Let x1, x2, ..., xn be n observations. Let \[y_i = a x_i + b\] for i = 1, 2, 3, ..., n, where a and b are constants. If the mean of \[x_i 's\] is 48 and their standard deviation is 12, the mean of \[y_i 's\] is 55 and standard deviation of \[y_i 's\] is 15, the values of a and b are
Options
a = 1.25, b = −5
a = −1.25, b = 5
a = 2.5, b = −5
a = 2.5, b = 5
Solution
It is given that \[y_i = a x_i + b\] for i = 1, 2, 3, ..., n, where a and b are constants.
\[y_i = a x_i + b\]
\[ \Rightarrow \frac{\sum_{} y_i}{n} = \frac{\sum_{} \left( a x_i + b \right)}{n}\]

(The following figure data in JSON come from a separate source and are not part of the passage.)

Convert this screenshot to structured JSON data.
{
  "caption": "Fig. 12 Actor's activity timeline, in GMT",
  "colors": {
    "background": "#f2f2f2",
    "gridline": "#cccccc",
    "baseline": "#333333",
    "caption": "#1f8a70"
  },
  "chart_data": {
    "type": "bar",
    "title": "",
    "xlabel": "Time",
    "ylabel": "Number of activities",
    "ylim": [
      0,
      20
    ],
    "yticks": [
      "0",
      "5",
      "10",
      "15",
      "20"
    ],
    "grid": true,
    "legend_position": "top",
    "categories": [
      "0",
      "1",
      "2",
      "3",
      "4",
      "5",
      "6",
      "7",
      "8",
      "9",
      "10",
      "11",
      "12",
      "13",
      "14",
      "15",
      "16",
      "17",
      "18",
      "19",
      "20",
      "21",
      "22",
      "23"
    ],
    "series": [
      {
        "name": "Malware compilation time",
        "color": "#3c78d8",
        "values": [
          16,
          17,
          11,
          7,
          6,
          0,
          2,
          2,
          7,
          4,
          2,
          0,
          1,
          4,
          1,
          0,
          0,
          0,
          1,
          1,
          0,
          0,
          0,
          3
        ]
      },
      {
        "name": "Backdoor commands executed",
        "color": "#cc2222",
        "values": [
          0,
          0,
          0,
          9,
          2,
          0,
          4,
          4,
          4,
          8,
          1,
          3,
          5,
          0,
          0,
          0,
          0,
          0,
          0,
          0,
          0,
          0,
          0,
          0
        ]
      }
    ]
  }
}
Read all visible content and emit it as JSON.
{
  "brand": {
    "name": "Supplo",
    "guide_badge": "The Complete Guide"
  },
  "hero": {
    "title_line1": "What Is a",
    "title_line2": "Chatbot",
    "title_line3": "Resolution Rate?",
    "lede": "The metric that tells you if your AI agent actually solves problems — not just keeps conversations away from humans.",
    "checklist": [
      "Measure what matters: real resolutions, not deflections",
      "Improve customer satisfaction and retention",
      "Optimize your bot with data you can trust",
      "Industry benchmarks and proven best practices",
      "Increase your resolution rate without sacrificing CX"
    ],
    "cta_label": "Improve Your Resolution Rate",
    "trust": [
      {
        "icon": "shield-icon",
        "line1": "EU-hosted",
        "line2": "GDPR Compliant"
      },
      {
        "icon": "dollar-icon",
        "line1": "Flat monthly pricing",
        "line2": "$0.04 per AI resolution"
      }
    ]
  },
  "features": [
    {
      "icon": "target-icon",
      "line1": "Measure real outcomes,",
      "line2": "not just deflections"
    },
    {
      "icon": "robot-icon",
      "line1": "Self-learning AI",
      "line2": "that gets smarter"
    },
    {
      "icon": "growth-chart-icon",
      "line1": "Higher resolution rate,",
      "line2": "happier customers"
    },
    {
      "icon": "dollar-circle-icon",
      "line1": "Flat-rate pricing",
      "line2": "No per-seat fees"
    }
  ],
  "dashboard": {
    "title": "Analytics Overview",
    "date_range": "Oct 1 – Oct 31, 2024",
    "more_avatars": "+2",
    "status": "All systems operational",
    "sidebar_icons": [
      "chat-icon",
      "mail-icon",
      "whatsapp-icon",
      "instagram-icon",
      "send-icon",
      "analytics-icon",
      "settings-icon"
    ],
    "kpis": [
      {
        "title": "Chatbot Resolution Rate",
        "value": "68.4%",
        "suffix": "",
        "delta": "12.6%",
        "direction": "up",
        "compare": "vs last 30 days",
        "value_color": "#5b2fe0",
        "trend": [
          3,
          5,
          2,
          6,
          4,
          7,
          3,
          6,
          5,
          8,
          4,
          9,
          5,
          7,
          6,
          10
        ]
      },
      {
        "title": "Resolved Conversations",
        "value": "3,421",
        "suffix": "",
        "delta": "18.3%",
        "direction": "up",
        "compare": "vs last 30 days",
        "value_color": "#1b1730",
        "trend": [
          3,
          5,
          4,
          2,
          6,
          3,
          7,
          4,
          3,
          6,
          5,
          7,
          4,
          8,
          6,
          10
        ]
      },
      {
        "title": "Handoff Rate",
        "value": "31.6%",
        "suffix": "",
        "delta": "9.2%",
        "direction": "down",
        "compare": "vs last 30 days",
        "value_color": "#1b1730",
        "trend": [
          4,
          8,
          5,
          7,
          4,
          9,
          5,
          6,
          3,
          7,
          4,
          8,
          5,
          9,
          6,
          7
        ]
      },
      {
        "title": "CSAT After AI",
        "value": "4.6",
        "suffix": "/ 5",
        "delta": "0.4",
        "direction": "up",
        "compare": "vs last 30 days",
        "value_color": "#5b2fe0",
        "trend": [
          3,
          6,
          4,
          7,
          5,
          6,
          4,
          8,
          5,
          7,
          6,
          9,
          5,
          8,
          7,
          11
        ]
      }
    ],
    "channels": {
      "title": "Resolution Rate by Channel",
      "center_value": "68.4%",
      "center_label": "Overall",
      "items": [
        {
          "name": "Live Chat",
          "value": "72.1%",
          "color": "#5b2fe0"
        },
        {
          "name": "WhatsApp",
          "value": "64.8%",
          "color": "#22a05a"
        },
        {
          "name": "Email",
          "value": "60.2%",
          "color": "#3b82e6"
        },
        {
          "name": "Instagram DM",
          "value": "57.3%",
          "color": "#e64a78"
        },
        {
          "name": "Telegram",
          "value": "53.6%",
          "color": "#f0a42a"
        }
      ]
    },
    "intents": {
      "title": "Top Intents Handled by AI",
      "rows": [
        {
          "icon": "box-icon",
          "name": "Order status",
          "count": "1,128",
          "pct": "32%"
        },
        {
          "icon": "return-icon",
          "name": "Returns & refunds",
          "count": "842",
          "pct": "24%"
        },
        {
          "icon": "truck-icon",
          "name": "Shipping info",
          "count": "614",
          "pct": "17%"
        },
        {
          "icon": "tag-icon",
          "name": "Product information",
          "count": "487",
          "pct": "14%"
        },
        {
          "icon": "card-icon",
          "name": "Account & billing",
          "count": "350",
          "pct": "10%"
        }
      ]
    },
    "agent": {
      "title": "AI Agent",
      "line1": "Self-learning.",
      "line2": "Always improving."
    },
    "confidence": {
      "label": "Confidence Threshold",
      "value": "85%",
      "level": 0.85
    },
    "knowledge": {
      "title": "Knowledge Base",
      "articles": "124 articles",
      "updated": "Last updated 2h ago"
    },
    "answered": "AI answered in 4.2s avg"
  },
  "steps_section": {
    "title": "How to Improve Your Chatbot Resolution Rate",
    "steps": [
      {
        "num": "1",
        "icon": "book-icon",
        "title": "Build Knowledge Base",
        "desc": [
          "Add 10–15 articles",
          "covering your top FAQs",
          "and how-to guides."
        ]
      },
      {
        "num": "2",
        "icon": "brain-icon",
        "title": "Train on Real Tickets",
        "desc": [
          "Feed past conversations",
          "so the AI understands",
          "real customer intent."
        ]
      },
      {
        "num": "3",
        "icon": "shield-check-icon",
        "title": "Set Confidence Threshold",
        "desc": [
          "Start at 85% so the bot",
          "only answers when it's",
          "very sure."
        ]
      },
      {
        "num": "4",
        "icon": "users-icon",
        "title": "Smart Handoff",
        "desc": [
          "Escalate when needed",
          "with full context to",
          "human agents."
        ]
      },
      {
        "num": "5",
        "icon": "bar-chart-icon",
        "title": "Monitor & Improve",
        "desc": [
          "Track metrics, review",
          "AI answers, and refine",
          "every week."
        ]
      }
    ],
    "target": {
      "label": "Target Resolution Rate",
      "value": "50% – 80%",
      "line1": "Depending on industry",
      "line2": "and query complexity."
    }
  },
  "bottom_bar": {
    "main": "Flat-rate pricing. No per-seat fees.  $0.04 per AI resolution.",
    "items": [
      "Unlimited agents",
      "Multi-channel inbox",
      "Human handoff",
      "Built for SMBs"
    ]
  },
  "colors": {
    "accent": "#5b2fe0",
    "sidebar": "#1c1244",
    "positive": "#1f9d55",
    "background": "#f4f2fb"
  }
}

\[ \Rightarrow \frac{\sum_{} y_i}{n} = a\frac{\sum_{} x_i}{n} + \frac{\sum_{} b}{n}\]
\[ \Rightarrow y_i = a x_i + b \]
\[ \Rightarrow 55 = 48a + b . . . . . \left( 1 \right)\]
Now,
Standard deviation of yi = Standard deviation of \[a x_i + b\]
\[\Rightarrow \sigma_{y_i} = a \times \sigma_{x_i} \]
\[ \Rightarrow 15 = 12a\]
\[ \Rightarrow a = \frac{15}{12} = 1 . 25\]